Understanding fallacies, being able to avoid them in your own thinking, and being able to recognize them in others, is an important enabler to the effective application of Common Sense. See our page on Fallacies.
Another common cause of people drawing incorrect or misleading inferences from known information is a poor understanding of probability and statistics. Most people have a poor grasp of probability and make poor everyday judgments as a result.
The following are a few of the many misunderstandings or biases that could be avoided with a good understanding of how probabilities and statistics work (1 of 4):
◦ There will be many patterns readily visible in random data. When looking ‘after the event’ at a set of random data we can often see a pattern in it. There are an infinite number of patterns we can envisage, and therefore finding one to match a set of random data after the event it not difficult, and doing so is known as the Pattern Bias. This doesn’t make it real. Only if the pattern enables us to get good predictions in the future might it be one that is useful to us.
◦ Whilst a given low probability event is unlikely to happen, if there are many possible low probability events the likelihood of one of them happening could be high.

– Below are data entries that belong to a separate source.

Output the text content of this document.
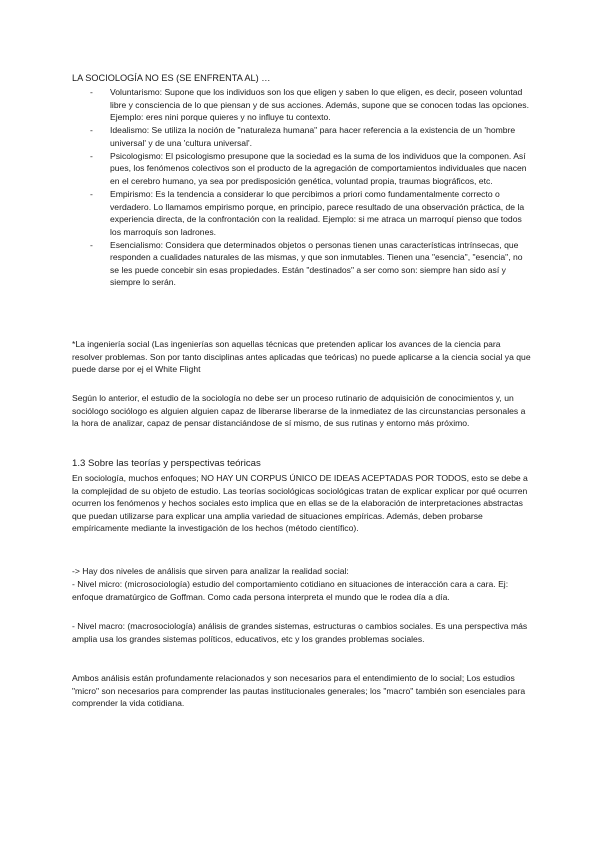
LA SOCIOLOGÍA NO ES (SE ENFRENTA AL) …
- Voluntarismo: Supone que los individuos son los que eligen y saben lo que eligen, es decir, poseen voluntad libre y consciencia de lo que piensan y de sus acciones. Además, supone que se conocen todas las opciones. Ejemplo: eres nini porque quieres y no influye tu contexto.
- Idealismo: Se utiliza la noción de "naturaleza humana" para hacer referencia a la existencia de un 'hombre universal' y de una 'cultura universal'.
- Psicologismo: El psicologismo presupone que la sociedad es la suma de los individuos que la componen. Así pues, los fenómenos colectivos son el producto de la agregación de comportamientos individuales que nacen en el cerebro humano, ya sea por predisposición genética, voluntad propia, traumas biográficos, etc.
- Empirismo: Es la tendencia a considerar lo que percibimos a priori como fundamentalmente correcto o verdadero. Lo llamamos empirismo porque, en principio, parece resultado de una observación práctica, de la experiencia directa, de la confrontación con la realidad. Ejemplo: si me atraca un marroquí pienso que todos los marroquís son ladrones.
- Esencialismo: Considera que determinados objetos o personas tienen unas características intrínsecas, que responden a cualidades naturales de las mismas, y que son inmutables. Tienen una "esencia", "esencia", no se les puede concebir sin esas propiedades. Están "destinados" a ser como son: siempre han sido así y siempre lo serán.

*La ingeniería social (Las ingenierías son aquellas técnicas que pretenden aplicar los avances de la ciencia para resolver problemas. Son por tanto disciplinas antes aplicadas que teóricas) no puede aplicarse a la ciencia social ya que puede darse por ej el White Flight

Según lo anterior, el estudio de la sociología no debe ser un proceso rutinario de adquisición de conocimientos y, un sociólogo sociólogo es alguien alguien capaz de liberarse liberarse de la inmediatez de las circunstancias personales a la hora de analizar, capaz de pensar distanciándose de sí mismo, de sus rutinas y entorno más próximo.

1.3 Sobre las teorías y perspectivas teóricas

En sociología, muchos enfoques; NO HAY UN CORPUS ÚNICO DE IDEAS ACEPTADAS POR TODOS, esto se debe a la complejidad de su objeto de estudio. Las teorías sociológicas sociológicas tratan de explicar explicar por qué ocurren ocurren los fenómenos y hechos sociales esto implica que en ellas se de la elaboración de interpretaciones abstractas que puedan utilizarse para explicar una amplia variedad de situaciones empíricas. Además, deben probarse empíricamente mediante la investigación de los hechos (método científico).

-> Hay dos niveles de análisis que sirven para analizar la realidad social:

- Nivel micro: (microsociología) estudio del comportamiento cotidiano en situaciones de interacción cara a cara. Ej: enfoque dramatúrgico de Goffman. Como cada persona interpreta el mundo que le rodea día a día.

- Nivel macro: (macrosociología) análisis de grandes sistemas, estructuras o cambios sociales. Es una perspectiva más amplia usa los grandes sistemas políticos, educativos, etc y los grandes problemas sociales.

Ambos análisis están profundamente relacionados y son necesarios para el entendimiento de lo social; Los estudios "micro" son necesarios para comprender las pautas institucionales generales; los "macro" también son esenciales para comprender la vida cotidiana.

The following are a few of the many misunderstandings or biases that could be avoided with a good understanding of how probabilities and statistics work (2 of 4):
◦ If something is likely, its’ none occurrence does not prove it wasn’t.

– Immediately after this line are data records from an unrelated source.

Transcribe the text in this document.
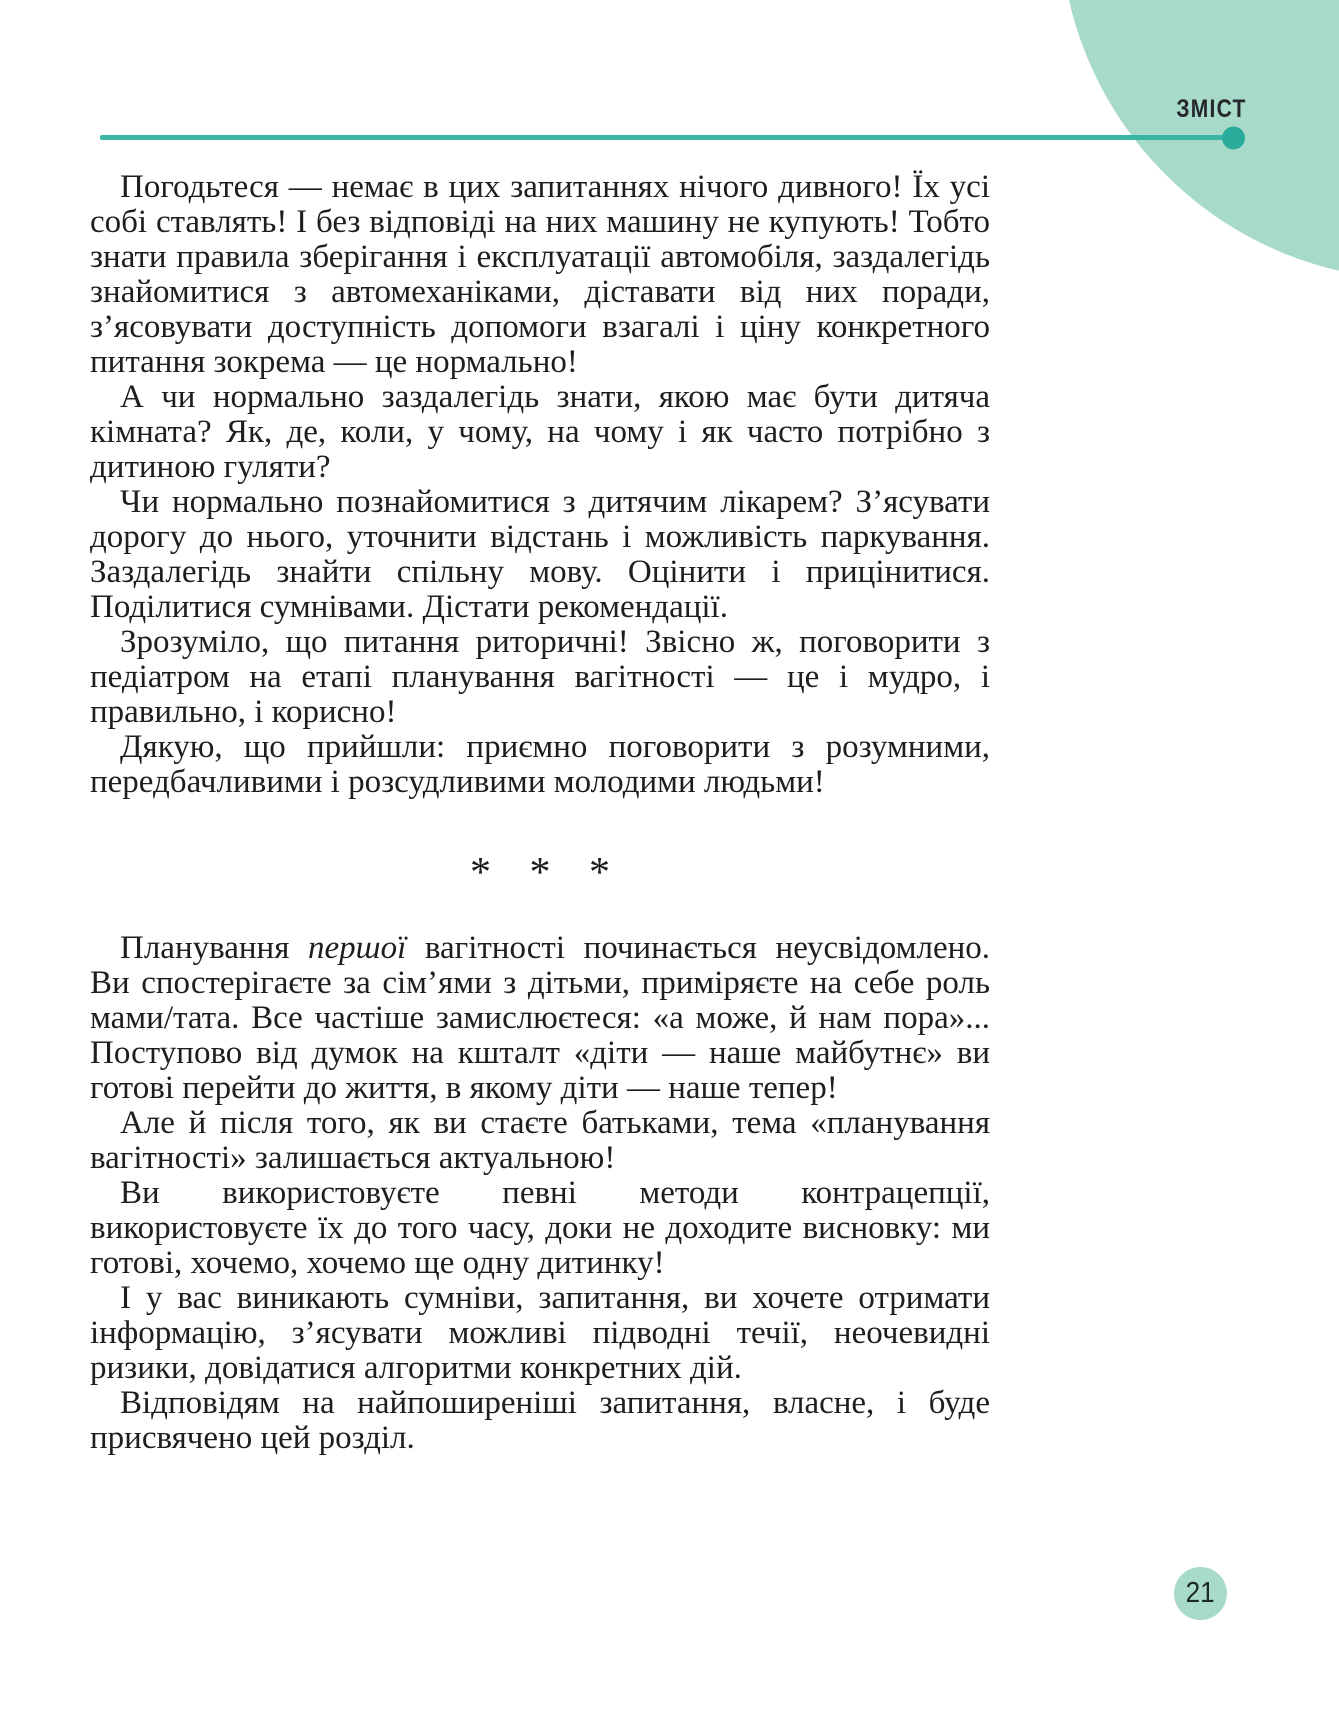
ЗМІСТ

Погодьтеся — немає в цих запитаннях нічого дивного! Їх усі собі ставлять! І без відповіді на них машину не купують! Тобто знати правила зберігання і експлуатації автомобіля, заздалегідь знайомитися з автомеханіками, діставати від них поради, з’ясовувати доступність допомоги взагалі і ціну конкретного питання зокрема — це нормально!

А чи нормально заздалегідь знати, якою має бути дитяча кімната? Як, де, коли, у чому, на чому і як часто потрібно з дитиною гуляти?

Чи нормально познайомитися з дитячим лікарем? З’ясувати дорогу до нього, уточнити відстань і можливість паркування. Заздалегідь знайти спільну мову. Оцінити і прицінитися. Поділитися сумнівами. Дістати рекомендації.

Зрозуміло, що питання риторичні! Звісно ж, поговорити з педіатром на етапі планування вагітності — це і мудро, і правильно, і корисно!

Дякую, що прийшли: приємно поговорити з розумними, передбачливими і розсудливими молодими людьми!

* * *

Планування першої вагітності починається неусвідомлено. Ви спостерігаєте за сім’ями з дітьми, приміряєте на себе роль мами/тата. Все частіше замислюєтеся: «а може, й нам пора»... Поступово від думок на кшталт «діти — наше майбутнє» ви готові перейти до життя, в якому діти — наше тепер!

Але й після того, як ви стаєте батьками, тема «планування вагітності» залишається актуальною!

Ви використовуєте певні методи контрацепції, використовуєте їх до того часу, доки не доходите висновку: ми готові, хочемо, хочемо ще одну дитинку!

І у вас виникають сумніви, запитання, ви хочете отримати інформацію, з’ясувати можливі підводні течії, неочевидні ризики, довідатися алгоритми конкретних дій.

Відповідям на найпоширеніші запитання, власне, і буде присвячено цей розділ.

21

◦ Many people mistakenly believe probabilities even themselves out in some causal way. That if they have had a sequence of 6 heads in a coin toss, that a tail is then more likely so as to even out the probability to the known 50%. This is mistaken. The next coin toss assuming an unbiased coin remains a 50% likelihood.
The following are a few of the many misunderstandings or biases that could be avoided with a good understanding of how probabilities and statistics work (3 of 4):
◦ People generally fail to understand how a ‘base rate’ impacts a probability. Take the example of a diagnosis for a disease that is described as 99% accurate, in that only 1 in 100 diagnoses will be incorrect. Most people if then diagnosed as having the disease will consider it highly likely that they have it. However if the ‘base rate’ is that only 1 person in 1 million has the disease, this means that if everyone was tested for the disease 10,000 people who didn’t have the disease would be diagnosed as having it. Thus although someone is diagnosed as having the disease, there is in fact still only a 1 in 10,000 chance that they actually have it.

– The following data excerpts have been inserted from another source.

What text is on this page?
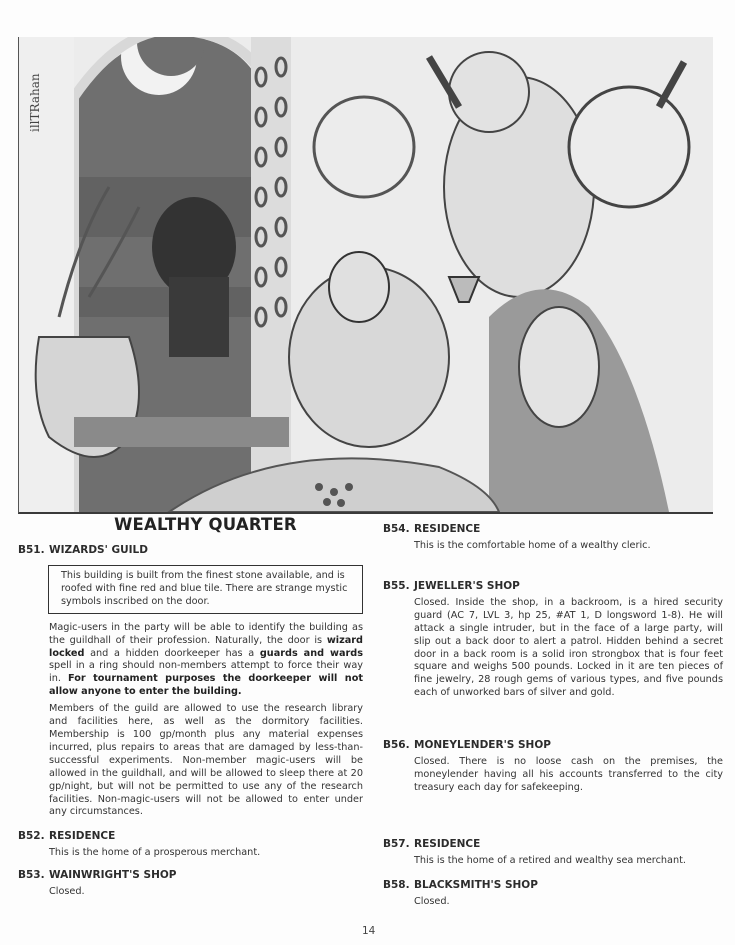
illTRahan
WEALTHY QUARTER
B51. WIZARDS' GUILD
This building is built from the finest stone available, and is roofed with fine red and blue tile. There are strange mystic symbols inscribed on the door.

Magic-users in the party will be able to identify the building as the guildhall of their profession. Naturally, the door is wizard locked and a hidden doorkeeper has a guards and wards spell in a ring should non-members attempt to force their way in. For tournament purposes the doorkeeper will not allow anyone to enter the building.

Members of the guild are allowed to use the research library and facilities here, as well as the dormitory facilities. Membership is 100 gp/month plus any material expenses incurred, plus repairs to areas that are damaged by less-than-successful experiments. Non-member magic-users will be allowed in the guildhall, and will be allowed to sleep there at 20 gp/night, but will not be permitted to use any of the research facilities. Non-magic-users will not be allowed to enter under any circumstances.

B52. RESIDENCE

This is the home of a prosperous merchant.

B53. WAINWRIGHT'S SHOP

Closed.

B54. RESIDENCE

This is the comfortable home of a wealthy cleric.

B55. JEWELLER'S SHOP

Closed. Inside the shop, in a backroom, is a hired security guard (AC 7, LVL 3, hp 25, #AT 1, D longsword 1-8). He will attack a single intruder, but in the face of a large party, will slip out a back door to alert a patrol. Hidden behind a secret door in a back room is a solid iron strongbox that is four feet square and weighs 500 pounds. Locked in it are ten pieces of fine jewelry, 28 rough gems of various types, and five pounds each of unworked bars of silver and gold.

B56. MONEYLENDER'S SHOP

Closed. There is no loose cash on the premises, the moneylender having all his accounts transferred to the city treasury each day for safekeeping.

B57. RESIDENCE

This is the home of a retired and wealthy sea merchant.

B58. BLACKSMITH'S SHOP

Closed.

14
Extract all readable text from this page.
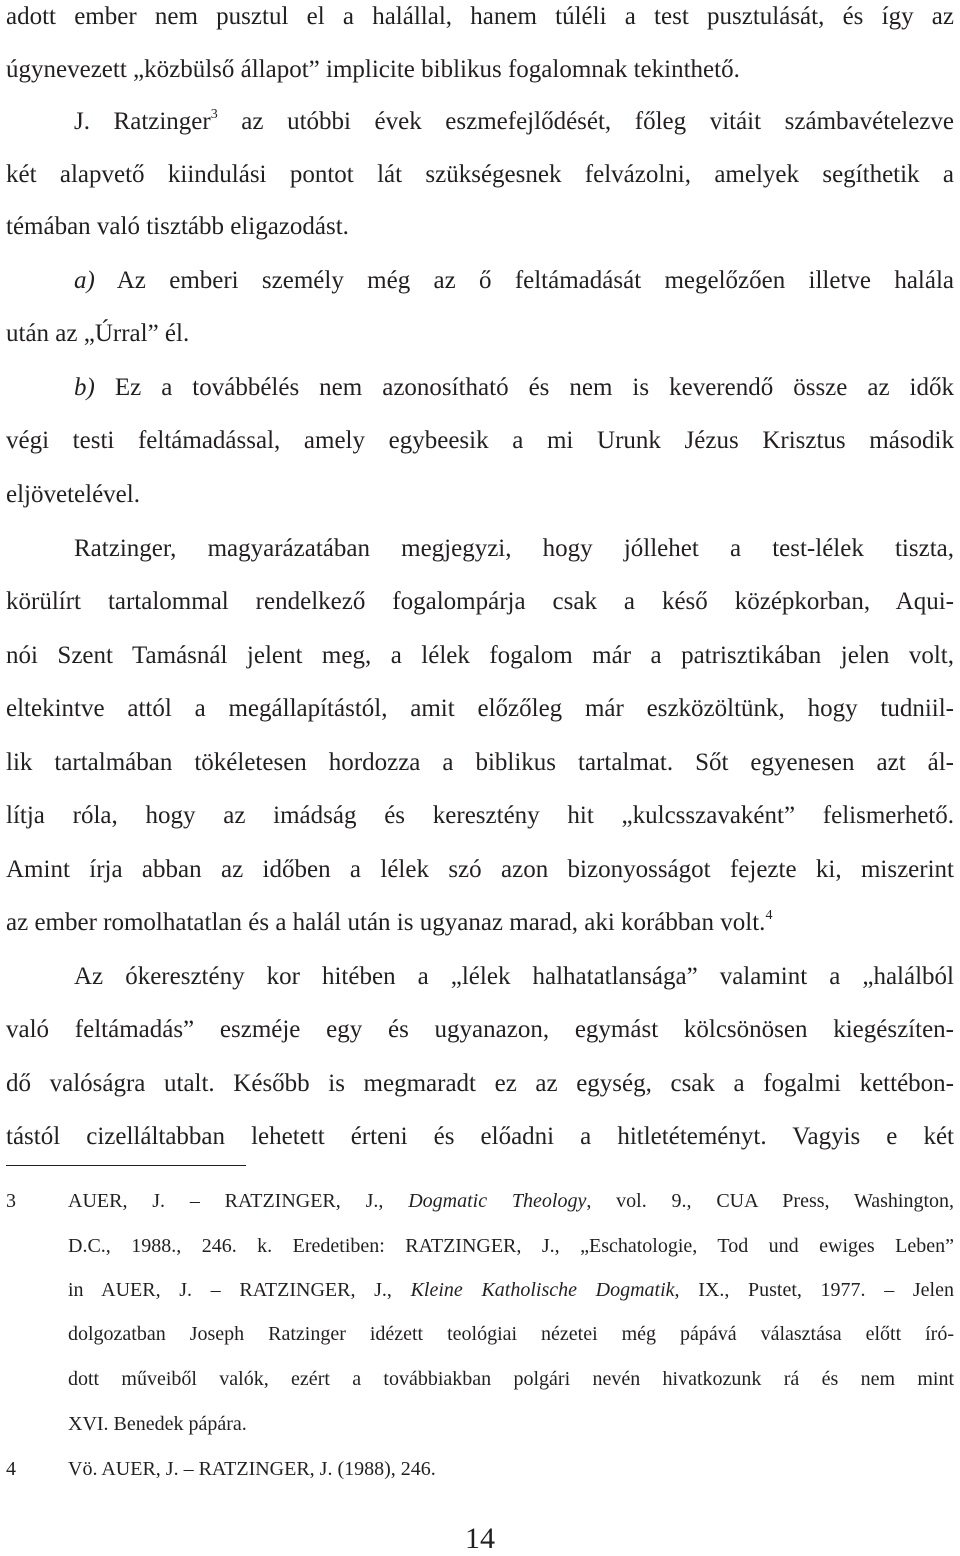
adott ember nem pusztul el a halállal, hanem túléli a test pusztulását, és így az
úgynevezett „közbülső állapot” implicite biblikus fogalomnak tekinthető.
J. Ratzinger$^3$ az utóbbi évek eszmefejlődését, főleg vitáit számbavételezve
két alapvető kiindulási pontot lát szükségesnek felvázolni, amelyek segíthetik a
témában való tisztább eligazodást.
a) Az emberi személy még az ő feltámadását megelőzően illetve halála
után az „Úrral” él.
b) Ez a továbbélés nem azonosítható és nem is keverendő össze az idők
végi testi feltámadással, amely egybeesik a mi Urunk Jézus Krisztus második
eljövetelével.
Ratzinger, magyarázatában megjegyzi, hogy jóllehet a test-lélek tiszta,
körülírt tartalommal rendelkező fogalompárja csak a késő középkorban, Aqui-
nói Szent Tamásnál jelent meg, a lélek fogalom már a patrisztikában jelen volt,
eltekintve attól a megállapítástól, amit előzőleg már eszközöltünk, hogy tudniil-
lik tartalmában tökéletesen hordozza a biblikus tartalmat. Sőt egyenesen azt ál-
lítja róla, hogy az imádság és keresztény hit „kulcsszavaként” felismerhető.
Amint írja abban az időben a lélek szó azon bizonyosságot fejezte ki, miszerint
az ember romolhatatlan és a halál után is ugyanaz marad, aki korábban volt.$^4$
Az ókeresztény kor hitében a „lélek halhatatlansága” valamint a „halálból
való feltámadás” eszméje egy és ugyanazon, egymást kölcsönösen kiegészíten-
dő valóságra utalt. Később is megmaradt ez az egység, csak a fogalmi kettébon-
tástól cizelláltabban lehetett érteni és előadni a hitletéteményt. Vagyis e két
3	AUER, J. – RATZINGER, J., Dogmatic Theology, vol. 9., CUA Press, Washington,
D.C., 1988., 246. k. Eredetiben: RATZINGER, J., „Eschatologie, Tod und ewiges Leben”
in AUER, J. – RATZINGER, J., Kleine Katholische Dogmatik, IX., Pustet, 1977. – Jelen
dolgozatban Joseph Ratzinger idézett teológiai nézetei még pápává választása előtt író-
dott műveiből valók, ezért a továbbiakban polgári nevén hivatkozunk rá és nem mint
XVI. Benedek pápára.
4	Vö. AUER, J. – RATZINGER, J. (1988), 246.
14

◦ Averages can be misleading. They can easily be skewed by a few extremes.
The following are a few of the many misunderstandings or biases that could be avoided with a good understanding of how probabilities and statistics work (4 of 4):
◦ Statistics are often used to show causation by showing that there is a relationship between two variables. However simply because there is a relationship does not imply one has caused the other. Correlation does not imply causation. They may both be caused by some other factor. Correlation however does suggest there is some relationship albeit possibly indirect which should be explored.
◦ People overestimate probabilities based on the fact that they can bring particular examples to mind, and tend to be much more influenced by information that is readily to hand. This is known as the Availability Bias.